The Weekly Standard Weekly Standard, Sept. 9
(posted Tuesday, Sept. 3)

Never mind the Morris sex scandal, editorializes the Standard, pay attention to the Morris political scandal. Having "thoroughly submitted themselves to Morrisism," Clinton and the Democrats "have deliberately forsworn the effort to address the largest questions in American public life." Other Standard convention coverage lampoons the stagy Democratic National Convention ("The Mike Douglas Democrats"), bemoans the lack of respect accorded pro-life Dems in Congress and at the convention, and ridicules the president's speech ("A Bridge Too Far"). Also, Gertrude Himmelfarb casts a skeptical eye on the latest "rhetorical panacea," civil society; and a jazzman/journalist explains why big bands died (they turned their backs on dancers).

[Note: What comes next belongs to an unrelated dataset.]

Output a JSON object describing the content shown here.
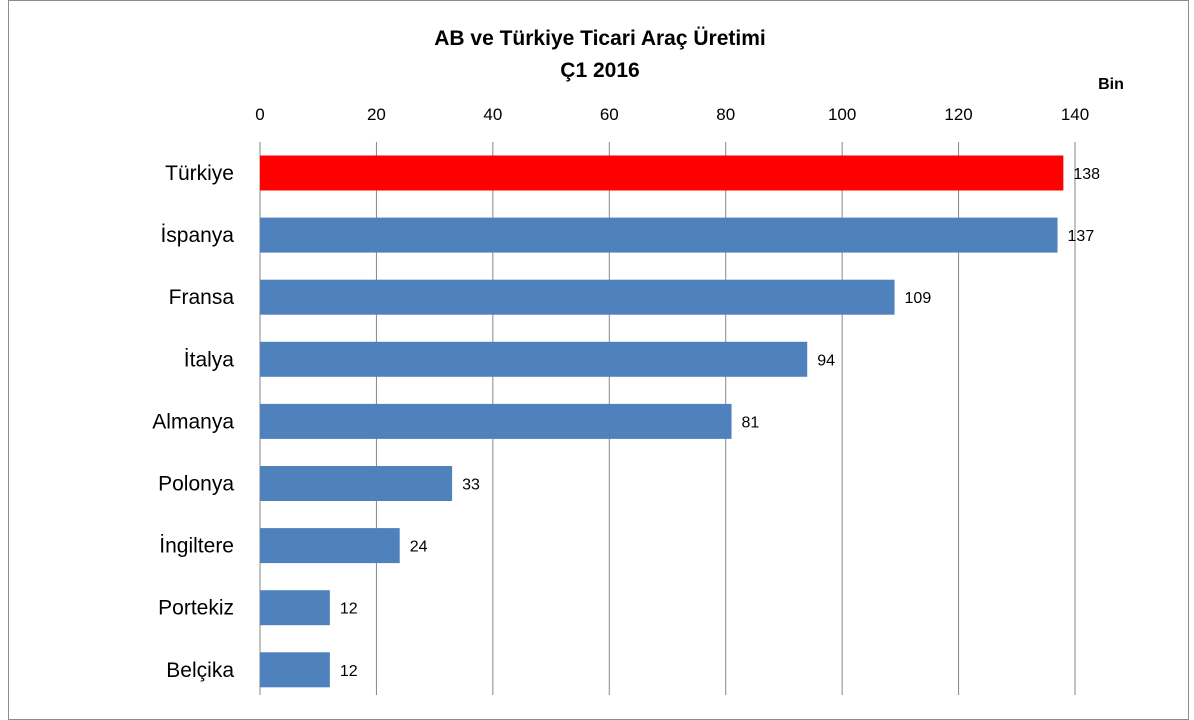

The New Yorker The New Yorker, Sept. 9
(posted Tuesday, Sept. 3)

The New Yorker's O.J. Simpson correspondent, Jeffrey Toobin, offers his final (?) take on the trial: Marcia Clark blew it because she was too idealistic. Also, a profile of Richard Dawkins: Oxford don, Britain's leading village atheist, and author of The Selfish Gene, the 1976 book that has become the bible of the New Darwinism.

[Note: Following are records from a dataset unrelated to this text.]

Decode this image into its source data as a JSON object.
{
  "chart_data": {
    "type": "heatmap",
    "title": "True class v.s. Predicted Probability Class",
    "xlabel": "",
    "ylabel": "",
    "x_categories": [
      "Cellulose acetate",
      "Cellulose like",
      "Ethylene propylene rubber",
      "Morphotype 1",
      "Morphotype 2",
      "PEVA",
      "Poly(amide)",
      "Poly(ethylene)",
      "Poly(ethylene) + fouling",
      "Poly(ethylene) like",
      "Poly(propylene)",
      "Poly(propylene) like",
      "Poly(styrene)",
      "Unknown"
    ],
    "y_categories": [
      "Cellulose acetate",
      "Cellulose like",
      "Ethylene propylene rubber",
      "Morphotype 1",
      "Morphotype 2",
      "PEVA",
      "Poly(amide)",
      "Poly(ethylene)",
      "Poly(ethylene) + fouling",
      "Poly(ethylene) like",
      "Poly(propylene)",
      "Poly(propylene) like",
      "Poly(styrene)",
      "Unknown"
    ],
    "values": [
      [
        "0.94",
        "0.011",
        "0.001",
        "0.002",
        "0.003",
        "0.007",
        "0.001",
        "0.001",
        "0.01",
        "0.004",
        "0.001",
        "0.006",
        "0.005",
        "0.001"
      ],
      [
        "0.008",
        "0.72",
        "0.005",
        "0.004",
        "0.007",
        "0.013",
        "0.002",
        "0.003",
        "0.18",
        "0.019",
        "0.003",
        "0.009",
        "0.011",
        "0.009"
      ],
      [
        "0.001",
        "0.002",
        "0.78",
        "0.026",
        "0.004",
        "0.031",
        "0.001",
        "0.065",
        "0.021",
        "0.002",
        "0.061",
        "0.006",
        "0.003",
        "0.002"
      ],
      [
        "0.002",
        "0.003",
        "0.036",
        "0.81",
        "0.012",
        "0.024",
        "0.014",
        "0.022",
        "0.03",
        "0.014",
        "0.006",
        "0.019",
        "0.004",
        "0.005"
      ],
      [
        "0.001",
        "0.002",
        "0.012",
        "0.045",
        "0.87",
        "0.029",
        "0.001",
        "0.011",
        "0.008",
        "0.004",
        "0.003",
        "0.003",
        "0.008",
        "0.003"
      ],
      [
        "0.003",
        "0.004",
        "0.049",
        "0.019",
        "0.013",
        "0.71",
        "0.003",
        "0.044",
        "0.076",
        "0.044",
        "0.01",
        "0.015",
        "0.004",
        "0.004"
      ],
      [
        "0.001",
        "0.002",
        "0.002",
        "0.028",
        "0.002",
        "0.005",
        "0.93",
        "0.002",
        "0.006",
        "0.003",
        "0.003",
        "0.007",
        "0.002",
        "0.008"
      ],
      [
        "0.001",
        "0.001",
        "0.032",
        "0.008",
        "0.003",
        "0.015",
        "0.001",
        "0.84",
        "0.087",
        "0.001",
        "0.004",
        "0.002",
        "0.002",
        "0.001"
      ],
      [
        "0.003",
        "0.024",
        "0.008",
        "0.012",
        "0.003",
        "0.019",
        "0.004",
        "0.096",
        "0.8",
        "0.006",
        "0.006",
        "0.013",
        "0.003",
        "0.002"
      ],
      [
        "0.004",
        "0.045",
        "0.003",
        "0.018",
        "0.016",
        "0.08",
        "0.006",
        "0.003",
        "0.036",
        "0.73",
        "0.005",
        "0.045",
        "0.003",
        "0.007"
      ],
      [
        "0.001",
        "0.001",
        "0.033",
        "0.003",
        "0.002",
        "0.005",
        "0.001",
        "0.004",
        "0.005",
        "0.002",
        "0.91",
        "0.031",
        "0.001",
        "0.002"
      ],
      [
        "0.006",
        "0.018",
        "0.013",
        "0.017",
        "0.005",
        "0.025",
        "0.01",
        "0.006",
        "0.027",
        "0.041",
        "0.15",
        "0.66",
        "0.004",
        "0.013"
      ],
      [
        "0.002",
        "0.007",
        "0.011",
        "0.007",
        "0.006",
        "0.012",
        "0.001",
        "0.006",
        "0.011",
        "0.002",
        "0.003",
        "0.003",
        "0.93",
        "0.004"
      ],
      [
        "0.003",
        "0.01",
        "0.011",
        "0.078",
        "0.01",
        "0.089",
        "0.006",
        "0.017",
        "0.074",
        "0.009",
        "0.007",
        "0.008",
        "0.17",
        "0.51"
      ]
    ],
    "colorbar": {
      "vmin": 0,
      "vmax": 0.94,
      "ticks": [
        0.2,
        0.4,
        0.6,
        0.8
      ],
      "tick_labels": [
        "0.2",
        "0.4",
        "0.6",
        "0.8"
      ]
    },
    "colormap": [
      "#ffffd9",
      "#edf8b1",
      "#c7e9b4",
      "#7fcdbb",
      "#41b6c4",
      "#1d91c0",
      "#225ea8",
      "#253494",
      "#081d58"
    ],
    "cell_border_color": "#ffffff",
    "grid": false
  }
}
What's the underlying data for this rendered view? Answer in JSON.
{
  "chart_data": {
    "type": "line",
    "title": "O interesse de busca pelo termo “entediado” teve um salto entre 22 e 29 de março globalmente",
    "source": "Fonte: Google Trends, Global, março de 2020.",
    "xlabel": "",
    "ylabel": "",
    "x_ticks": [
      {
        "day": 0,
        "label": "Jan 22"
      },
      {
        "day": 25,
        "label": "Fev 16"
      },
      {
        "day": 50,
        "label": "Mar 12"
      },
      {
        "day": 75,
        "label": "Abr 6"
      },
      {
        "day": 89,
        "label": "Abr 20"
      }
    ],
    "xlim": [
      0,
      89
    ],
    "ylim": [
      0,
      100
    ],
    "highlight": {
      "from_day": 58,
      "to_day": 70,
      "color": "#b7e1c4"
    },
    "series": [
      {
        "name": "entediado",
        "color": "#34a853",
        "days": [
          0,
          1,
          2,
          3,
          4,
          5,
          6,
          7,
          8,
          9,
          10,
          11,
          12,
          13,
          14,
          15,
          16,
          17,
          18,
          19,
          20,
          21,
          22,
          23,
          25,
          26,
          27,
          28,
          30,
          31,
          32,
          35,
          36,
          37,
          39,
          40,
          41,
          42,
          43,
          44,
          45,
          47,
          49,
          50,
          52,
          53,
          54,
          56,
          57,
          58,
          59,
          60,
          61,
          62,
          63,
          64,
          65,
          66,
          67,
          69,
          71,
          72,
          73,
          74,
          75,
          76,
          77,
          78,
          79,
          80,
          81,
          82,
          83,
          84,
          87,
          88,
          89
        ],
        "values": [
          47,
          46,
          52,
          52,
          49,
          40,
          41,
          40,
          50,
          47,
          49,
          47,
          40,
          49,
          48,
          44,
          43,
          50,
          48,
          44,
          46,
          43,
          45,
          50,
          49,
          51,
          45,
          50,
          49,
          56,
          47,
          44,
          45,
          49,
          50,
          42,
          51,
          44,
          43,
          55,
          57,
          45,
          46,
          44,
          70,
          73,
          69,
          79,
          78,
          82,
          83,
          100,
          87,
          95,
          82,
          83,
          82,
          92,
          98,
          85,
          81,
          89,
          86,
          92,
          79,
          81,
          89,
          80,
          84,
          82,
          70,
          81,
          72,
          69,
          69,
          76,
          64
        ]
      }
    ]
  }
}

New Republic cover New Republic, Sept. 16 & 23
(posted Friday, Aug. 30)

The New Republic issues its presidential endorsement--for the 2000 election. Imagining a contest between Al Gore and Jack Kemp, TNR's editoral gives the nod to Gore (a personal friend of the magazine's owner). "While Kemp is a showboater, Gore takes on the important and often thankless tasks of governing," the edit says. The cover story--"Hope or History?"--takes a gloomier view of the Democrats' future: The party will disintegrate if it doesn't reconcile New Democrats such as Gore with economic nationalists such as Richard Gephardt. Also, two articles try to explain why old-time liberals and African-Americans remain enthusiastic Democrats (the answer: habit).